У искусствоведов возникает закономерный вопрос: какая может быть наука, если на первом месте стоят только идеологические аргументы? Вполне возможно, что имидж «борца с унией» помогает Маше продвигаться по карьерной лестнице. Но это не имеет никакого отношения к науке.
Государственная экзаменационная комиссия не сочла возможным поставить даже самый низкий балл – тройку – за представленную работу. Но коллизия в том, что у Маши оказались высокие покровители в Минске, и идет прямое давление на руководство факультета и, по всей видимости, университета. На решение комиссии Маша в тот же день подала апелляцию. Но, нам, преподавателям и даже членам ГЭК не удалось познакомиться с ее содержанием. Руководство кафедры тут же «засекретило» все документы, касающиеся защиты Марии Нецветаевой.
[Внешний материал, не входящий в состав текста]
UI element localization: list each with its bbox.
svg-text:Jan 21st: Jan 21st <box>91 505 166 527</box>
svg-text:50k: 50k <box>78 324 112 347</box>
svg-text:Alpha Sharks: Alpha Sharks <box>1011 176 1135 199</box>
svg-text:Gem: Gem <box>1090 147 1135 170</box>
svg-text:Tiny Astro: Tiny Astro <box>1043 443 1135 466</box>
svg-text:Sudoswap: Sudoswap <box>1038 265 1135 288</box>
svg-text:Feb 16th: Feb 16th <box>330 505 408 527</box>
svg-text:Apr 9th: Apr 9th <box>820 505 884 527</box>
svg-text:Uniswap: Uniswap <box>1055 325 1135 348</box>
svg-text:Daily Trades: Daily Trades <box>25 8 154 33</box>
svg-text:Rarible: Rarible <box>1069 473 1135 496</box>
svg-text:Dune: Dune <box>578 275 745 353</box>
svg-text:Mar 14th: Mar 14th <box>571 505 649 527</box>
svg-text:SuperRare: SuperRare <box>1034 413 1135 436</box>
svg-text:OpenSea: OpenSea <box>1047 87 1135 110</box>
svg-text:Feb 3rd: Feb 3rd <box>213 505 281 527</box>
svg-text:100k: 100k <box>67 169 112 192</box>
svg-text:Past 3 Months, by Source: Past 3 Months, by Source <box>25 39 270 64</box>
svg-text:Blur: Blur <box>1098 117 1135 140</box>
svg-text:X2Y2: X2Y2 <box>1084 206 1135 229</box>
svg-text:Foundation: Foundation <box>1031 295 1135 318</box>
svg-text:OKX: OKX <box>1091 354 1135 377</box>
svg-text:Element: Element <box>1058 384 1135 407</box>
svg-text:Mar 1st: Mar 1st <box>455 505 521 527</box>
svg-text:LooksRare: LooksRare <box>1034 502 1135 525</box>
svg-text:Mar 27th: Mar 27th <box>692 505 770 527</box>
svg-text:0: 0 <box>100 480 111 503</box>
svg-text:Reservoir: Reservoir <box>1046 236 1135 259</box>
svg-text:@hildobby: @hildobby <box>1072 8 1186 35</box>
Нам устно озвучили две версии апелляции. Первая не выдерживает никакой критики, так как Нецветаева утверждает, что не было кворума членов ГЭК. Все присутствовавшие на защите ответственно утверждают: неправда, кворум был. Вторая версия касается процессуальной части: мол, преподаватели не имели права присутствовать при обсуждении дипломов. Я еще раз внимательно изучила регламент. Там об этом ничего не говорится. Преподаватели не принимали участия в голосовании, кроме того, защищалось. как обычно, несколько студентов. Мы все у кого-то из них руководители, у кого-то рецензенты. У нас на кафедре не принято выгонять научных руководителей и рецензентов во время обсуждения, потому что у членов комиссии могут быть к ним дополнительные вопросы.
Через несколько дней даже члены ГЭК не смогли получить копию протокола, а руководство факультета совершенно неожиданно для всех согласилось в срочном порядке провести повторную защиту Марии Нецветаевой вопреки всем нормам и правилам. Уже известно, что текст ее диплома срочно переписывается («улучшается») посторонними лицами, хотя, на мой взгляд, эту работу улучшить в принципе нельзя.
В этой ситуации я не вижу для себя другого выхода как написать заявление об уходе. Но я иначе не могу. Как смотреть в глаза другим студентам после этого?
Я скажу очень жесткие слова: Маша Нецветаева – недоучка, она ничего из себя не представляет в науке, предпочтя ей карьеру. Ради удовлетворения ее амбиций руководство кафедры заставляет унижаться опытных преподавателей, известных искусствоведов. Горько это видеть.
Я очень надеюсь, что в этой сложной ситуации еще есть шанс принять решения, которые спасут репутацию кафедры.